The politics of the issue is tricky, because acknowledging changed ideas in response to changed facts is considered a failing by the political class. Accordingly, Obama, on the night that he proclaimed himself the nominee, in St. Paul, made a familiar declaration: “Start leaving we must. It’s time for Iraqis to take responsibility for their future.” His supporters claim that the polls are with Obama, that war fatigue will make Iraq a political winner for him in November. Yet, as exhausted as the public is with the war, a candidate who seems heedless of progress in Iraq will be vulnerable to the charge of defeatism, which John McCain’s campaign will connect to its broader theme of Obama’s inexperience in and weakness on national security. The relative success of the surge is one of the few issues going McCain’s way; we’ll be hearing about it more and more between now and November, and it might sway some centrist voters who have doubts about Obama.

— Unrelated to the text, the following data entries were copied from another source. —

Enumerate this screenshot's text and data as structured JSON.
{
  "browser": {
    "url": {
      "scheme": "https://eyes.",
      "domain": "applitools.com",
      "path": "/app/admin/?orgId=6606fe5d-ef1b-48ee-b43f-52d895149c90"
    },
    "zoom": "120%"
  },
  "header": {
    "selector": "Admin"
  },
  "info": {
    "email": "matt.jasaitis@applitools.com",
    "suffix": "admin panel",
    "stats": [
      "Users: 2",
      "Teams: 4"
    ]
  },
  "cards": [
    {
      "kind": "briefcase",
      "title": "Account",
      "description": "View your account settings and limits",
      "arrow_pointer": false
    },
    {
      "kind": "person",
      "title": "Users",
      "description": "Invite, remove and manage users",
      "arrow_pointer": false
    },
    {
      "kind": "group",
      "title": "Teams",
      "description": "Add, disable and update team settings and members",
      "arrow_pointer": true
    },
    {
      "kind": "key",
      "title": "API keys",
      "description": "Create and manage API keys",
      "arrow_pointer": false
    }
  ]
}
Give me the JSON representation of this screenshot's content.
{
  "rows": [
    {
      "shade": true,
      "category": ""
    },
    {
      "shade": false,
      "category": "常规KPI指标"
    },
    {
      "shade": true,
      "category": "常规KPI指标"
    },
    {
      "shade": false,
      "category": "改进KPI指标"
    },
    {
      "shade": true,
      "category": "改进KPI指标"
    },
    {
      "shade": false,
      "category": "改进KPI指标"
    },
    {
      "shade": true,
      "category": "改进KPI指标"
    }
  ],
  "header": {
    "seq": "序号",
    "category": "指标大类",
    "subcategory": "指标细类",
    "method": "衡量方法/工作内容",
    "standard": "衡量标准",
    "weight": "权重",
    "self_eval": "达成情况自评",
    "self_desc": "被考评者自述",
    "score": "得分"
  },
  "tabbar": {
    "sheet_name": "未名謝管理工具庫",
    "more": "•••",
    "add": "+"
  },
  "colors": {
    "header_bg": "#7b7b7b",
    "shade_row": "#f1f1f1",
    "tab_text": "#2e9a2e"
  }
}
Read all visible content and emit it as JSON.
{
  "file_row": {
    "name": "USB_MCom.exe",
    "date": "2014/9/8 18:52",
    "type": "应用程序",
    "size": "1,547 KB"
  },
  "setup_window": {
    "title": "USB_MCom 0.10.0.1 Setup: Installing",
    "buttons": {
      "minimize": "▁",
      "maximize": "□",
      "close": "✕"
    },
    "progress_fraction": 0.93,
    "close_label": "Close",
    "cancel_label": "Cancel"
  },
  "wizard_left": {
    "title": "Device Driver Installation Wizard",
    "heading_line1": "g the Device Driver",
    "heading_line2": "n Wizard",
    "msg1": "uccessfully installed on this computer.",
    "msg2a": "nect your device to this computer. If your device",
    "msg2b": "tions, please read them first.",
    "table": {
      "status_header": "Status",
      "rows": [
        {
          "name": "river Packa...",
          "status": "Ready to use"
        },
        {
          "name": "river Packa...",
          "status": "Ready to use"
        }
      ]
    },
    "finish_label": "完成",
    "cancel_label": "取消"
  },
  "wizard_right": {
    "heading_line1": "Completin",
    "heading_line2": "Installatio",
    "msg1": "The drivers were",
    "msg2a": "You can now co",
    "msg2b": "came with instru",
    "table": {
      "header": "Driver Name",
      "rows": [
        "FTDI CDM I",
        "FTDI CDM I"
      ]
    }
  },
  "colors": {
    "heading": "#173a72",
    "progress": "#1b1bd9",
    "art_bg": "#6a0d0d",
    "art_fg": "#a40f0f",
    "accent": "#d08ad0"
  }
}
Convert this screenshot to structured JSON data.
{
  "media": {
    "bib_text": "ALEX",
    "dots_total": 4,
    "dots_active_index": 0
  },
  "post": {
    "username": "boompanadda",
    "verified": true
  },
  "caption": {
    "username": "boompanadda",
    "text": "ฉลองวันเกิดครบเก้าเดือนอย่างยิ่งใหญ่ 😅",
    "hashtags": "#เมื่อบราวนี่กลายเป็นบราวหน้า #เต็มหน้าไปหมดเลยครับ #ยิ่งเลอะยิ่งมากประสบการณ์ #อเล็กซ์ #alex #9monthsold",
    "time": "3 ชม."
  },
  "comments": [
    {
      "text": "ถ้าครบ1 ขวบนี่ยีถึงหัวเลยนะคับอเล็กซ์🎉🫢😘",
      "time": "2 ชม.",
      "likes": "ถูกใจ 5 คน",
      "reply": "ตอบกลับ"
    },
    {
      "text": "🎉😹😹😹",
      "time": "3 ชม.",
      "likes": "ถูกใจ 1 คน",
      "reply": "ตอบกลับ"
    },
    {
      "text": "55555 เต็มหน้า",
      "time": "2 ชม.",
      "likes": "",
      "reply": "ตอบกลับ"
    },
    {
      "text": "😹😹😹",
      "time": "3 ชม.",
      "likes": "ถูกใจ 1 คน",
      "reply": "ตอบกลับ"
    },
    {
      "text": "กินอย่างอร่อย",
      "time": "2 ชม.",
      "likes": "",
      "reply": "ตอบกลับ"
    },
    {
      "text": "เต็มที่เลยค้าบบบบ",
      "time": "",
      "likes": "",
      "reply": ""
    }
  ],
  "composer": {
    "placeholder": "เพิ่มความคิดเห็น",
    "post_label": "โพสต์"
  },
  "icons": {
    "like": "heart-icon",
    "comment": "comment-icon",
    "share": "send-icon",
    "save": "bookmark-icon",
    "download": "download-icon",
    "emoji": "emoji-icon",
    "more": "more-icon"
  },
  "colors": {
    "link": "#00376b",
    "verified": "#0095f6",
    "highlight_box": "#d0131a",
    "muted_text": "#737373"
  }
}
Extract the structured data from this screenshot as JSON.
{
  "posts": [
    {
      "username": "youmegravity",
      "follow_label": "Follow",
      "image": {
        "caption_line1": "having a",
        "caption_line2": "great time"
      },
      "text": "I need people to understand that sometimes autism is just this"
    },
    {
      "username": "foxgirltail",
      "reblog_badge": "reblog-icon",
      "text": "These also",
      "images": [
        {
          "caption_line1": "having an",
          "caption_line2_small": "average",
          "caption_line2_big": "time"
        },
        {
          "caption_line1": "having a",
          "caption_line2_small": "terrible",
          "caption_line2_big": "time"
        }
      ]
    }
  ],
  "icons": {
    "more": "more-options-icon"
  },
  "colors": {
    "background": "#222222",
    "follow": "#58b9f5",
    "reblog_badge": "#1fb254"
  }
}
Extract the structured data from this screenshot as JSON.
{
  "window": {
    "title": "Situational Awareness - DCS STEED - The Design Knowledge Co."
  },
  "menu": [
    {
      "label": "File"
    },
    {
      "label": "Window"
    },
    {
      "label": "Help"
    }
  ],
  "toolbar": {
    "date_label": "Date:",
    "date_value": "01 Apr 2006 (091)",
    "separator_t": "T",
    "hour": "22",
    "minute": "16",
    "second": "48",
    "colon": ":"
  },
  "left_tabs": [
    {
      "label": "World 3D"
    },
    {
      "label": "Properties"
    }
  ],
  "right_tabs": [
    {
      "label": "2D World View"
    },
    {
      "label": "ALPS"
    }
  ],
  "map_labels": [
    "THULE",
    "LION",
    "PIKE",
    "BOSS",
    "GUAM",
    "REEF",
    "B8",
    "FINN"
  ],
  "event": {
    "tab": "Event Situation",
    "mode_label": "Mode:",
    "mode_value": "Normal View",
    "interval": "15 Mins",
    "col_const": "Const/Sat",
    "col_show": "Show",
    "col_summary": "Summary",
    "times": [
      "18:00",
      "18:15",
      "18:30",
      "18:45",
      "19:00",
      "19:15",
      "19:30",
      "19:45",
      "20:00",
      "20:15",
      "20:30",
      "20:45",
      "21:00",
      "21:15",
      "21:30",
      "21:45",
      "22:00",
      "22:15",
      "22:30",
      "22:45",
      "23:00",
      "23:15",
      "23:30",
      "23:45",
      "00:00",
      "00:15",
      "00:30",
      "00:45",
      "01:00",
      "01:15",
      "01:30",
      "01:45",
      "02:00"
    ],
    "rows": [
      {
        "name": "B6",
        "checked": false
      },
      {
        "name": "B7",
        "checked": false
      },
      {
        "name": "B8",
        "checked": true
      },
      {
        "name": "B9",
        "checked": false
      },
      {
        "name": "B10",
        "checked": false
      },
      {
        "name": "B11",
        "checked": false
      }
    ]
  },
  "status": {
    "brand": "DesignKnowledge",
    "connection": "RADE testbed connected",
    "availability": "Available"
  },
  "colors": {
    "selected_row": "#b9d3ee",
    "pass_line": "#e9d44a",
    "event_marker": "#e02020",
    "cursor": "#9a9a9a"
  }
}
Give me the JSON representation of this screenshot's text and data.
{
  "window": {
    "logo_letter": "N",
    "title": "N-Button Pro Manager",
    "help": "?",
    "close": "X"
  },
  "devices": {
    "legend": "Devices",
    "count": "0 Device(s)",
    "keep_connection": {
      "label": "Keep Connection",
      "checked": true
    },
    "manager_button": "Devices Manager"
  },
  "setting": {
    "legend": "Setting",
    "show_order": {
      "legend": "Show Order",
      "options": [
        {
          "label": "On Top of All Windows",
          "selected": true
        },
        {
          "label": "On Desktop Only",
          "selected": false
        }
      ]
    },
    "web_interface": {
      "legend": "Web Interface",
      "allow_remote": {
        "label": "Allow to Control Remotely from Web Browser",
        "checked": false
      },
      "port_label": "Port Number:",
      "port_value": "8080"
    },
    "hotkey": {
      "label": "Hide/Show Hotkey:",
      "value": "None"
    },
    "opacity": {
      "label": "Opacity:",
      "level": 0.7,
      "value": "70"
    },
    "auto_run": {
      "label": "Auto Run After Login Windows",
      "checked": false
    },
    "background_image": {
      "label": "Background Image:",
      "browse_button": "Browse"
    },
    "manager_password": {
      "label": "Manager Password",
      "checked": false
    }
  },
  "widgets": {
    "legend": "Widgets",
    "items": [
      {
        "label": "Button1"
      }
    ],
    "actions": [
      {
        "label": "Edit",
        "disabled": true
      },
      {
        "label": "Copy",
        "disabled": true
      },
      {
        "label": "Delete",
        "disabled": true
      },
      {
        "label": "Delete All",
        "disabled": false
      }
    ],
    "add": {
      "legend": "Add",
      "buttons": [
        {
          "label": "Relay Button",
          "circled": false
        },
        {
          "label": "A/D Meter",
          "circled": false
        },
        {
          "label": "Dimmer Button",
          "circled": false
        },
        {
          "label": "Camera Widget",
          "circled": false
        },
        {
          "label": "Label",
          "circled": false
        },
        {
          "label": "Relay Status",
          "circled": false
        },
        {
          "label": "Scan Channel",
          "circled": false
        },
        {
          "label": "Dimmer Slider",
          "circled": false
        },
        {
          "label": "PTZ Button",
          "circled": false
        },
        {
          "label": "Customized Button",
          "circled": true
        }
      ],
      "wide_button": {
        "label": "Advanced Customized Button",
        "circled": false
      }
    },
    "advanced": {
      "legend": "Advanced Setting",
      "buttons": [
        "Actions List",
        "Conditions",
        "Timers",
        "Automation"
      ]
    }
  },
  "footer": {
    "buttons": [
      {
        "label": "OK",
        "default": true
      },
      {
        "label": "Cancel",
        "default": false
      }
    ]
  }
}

Obama has shown, with his speech on race, that he has a talent for candor. One can imagine him speaking more honestly on Iraq. If pressed on his timetable for withdrawal, he could say, “That was always a goal, not a blueprint. When circumstances change, I don’t close my eyes—I adapt.” He could detail in his speeches the functions that American troops and diplomats can continue to perform even as our primary combat role recedes: training and advising, counterterrorism, brokering deals among Iraqi factions, checking their expansionist impulses, opening talks with our enemies in the region. He could promise to negotiate all this with Iraqi leaders, emphasizing the difference between a relationship that respects the wishes of the public in both countries and one in which Iraqis are coerced into coöperation. If Obama truly wants to be seen as a figure of change, he needs to talk less about the past and more about the future: not the war that should never have been fought but the war that he, alone of the two candidates, can find an honorable way to end.